Por Antonio de Marco
En el extremo norte del litoral veracruzano, entre esteros enredados y selvas que respiran sal, reposa Tamiahua: un pueblo que parece dormido a la orilla de una laguna inmensa, pero cuya historia bulle bajo el agua como un fuego antiguo. Dicen los viejos que todo aquí viene del agua y al agua regresa. Y quizá por eso, las verdades más profundas de Tamiahua están sumergidas, esperando ser contadas.
La primera vez que José Luis Melgarejo Vivanco la visitó, lo hizo como quien se adentra en un territorio sagrado. El antropólogo, acompañado por un grupo de investigadores y empujado por un motor asmático, cruzó la laguna envuelto en el aliento húmedo del norte. Iban a explorar la Isla del Ídolo, una elevación de tierra entre manglares, poblada por garzas y cargada de silencio. Pero lo que hallaron no era solo tierra: era memoria.
Allí, bajo capas de tierra salobre, yacían restos humanos con cráneos deformados, dientes afilados en punta y objetos ceremoniales que hablaban de un pueblo que honraba a sus muertos con rituales complejos y colores en el cabello.
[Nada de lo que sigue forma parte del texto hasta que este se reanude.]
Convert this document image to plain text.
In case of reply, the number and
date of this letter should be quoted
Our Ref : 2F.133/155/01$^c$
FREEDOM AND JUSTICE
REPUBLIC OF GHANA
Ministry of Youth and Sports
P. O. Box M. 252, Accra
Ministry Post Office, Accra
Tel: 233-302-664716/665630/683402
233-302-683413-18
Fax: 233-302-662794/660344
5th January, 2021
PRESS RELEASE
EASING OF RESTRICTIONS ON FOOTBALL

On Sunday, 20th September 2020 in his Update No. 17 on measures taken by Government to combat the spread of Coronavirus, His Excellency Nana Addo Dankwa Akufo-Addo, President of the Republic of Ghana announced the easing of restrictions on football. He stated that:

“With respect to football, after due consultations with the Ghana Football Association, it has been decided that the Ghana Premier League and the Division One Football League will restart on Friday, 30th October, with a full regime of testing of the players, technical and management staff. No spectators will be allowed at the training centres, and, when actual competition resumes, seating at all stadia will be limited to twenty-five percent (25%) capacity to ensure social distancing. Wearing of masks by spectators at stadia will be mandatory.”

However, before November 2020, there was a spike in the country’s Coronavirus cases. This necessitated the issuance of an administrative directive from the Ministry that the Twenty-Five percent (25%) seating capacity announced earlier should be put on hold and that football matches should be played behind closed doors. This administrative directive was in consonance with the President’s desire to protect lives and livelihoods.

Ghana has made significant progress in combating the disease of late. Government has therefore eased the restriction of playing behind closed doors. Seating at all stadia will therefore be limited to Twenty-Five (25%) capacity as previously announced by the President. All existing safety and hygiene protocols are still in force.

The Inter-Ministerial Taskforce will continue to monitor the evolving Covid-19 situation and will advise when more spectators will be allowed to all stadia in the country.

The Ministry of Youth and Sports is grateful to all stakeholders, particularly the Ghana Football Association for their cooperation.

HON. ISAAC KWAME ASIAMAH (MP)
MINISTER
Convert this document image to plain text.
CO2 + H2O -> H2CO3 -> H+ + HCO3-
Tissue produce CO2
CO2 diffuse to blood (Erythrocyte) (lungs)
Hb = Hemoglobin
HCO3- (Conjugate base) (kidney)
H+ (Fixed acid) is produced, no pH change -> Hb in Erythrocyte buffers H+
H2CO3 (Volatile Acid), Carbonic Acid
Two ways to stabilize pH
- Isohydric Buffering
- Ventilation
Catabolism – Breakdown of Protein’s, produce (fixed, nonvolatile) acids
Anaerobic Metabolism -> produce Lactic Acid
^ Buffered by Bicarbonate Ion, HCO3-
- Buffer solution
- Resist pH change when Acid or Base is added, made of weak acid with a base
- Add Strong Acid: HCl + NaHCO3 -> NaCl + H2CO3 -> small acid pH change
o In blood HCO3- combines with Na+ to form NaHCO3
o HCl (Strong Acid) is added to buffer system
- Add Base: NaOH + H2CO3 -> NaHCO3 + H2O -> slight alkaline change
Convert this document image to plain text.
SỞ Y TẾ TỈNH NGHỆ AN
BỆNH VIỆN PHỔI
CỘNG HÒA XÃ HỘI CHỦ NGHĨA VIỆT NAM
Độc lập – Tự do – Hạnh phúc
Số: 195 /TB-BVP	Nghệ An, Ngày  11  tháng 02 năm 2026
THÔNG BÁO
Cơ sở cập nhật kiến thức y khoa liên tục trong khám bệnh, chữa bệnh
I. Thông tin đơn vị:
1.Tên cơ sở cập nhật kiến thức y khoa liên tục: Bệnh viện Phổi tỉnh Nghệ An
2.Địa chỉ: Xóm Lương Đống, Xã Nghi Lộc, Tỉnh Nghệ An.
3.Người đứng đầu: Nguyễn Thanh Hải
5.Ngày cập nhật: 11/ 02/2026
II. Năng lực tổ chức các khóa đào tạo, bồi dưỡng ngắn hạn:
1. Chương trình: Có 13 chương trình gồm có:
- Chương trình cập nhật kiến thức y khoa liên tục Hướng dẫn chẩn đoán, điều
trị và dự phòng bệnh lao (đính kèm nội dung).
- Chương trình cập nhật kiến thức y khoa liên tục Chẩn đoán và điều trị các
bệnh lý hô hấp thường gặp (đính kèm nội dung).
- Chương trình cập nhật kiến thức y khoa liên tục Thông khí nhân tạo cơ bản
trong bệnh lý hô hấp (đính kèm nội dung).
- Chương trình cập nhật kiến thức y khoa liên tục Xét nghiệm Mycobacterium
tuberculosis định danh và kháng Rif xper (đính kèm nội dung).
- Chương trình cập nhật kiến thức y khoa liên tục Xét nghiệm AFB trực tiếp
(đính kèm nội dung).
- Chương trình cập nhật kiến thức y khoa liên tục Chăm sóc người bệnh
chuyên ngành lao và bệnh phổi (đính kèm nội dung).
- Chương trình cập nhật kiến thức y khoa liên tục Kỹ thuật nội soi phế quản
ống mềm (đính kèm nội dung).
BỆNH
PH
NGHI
Aquella deformación craneana no era castigo, sino símbolo de identidad. Las mujeres, según Sahagún, llevaban narices horadadas adornadas con cañutos de oro; los hombres, cabello teñido de rojo y amarillo. Eran huaxtecos, y Tamiahua era parte de su altar.
Décadas después, Alfonso Medellín Zenil profundizó la investigación en esa misma isla. Su trabajo, riguroso y apasionado, reveló que Tamiahua no era un pueblo más, sino uno de los corazones palpitantes de la Huasteca prehispánica. Sus aguas conectaban mundos: la cultura mesoamericana y las rutas comerciales, los pescadores y los invasores, lo mítico y lo real.

Pero Tamiahua no solo se cuenta en códices ni en excavaciones. Se cuenta también en los labios de los pescadores que aún lanzan la atarraya bajo la luna. En los relatos de contrabando y misterio que rodean la Isla de Lobos, donde en tiempos de guerra se escondieron barcos y, según se dice, hasta espíritus. Se cuenta en el pejelagarto, al que los huaxtecos llamaban catín, y que, dicen, cae del cielo con los huracanes y se queda a vivir en los jagueyes.
En el siglo XIX, los viajeros escribían que Tamiahua era tierra salobre, llana, con esteros que crecen y menguan con la marea, y con mosquitos “de todos los géneros”. Pero también reconocían su riqueza: su laguna, de más de 28 leguas de largo, sus islas —Juana Ramírez, del Toro, del Ídolo— y su vocación eterna: ser paso, descanso y refugio.
Hoy, la historia de Tamiahua parece olvidada en las oficinas del turismo, donde apenas la nombran. Pero en el corazón de la Huasteca, donde el viento huele a camarón y a recuerdos, sigue viva. Porque Tamiahua no es solo un punto en el mapa: es una memoria sumergida, que sigue latiendo entre los juncos, esperando que alguien escuche.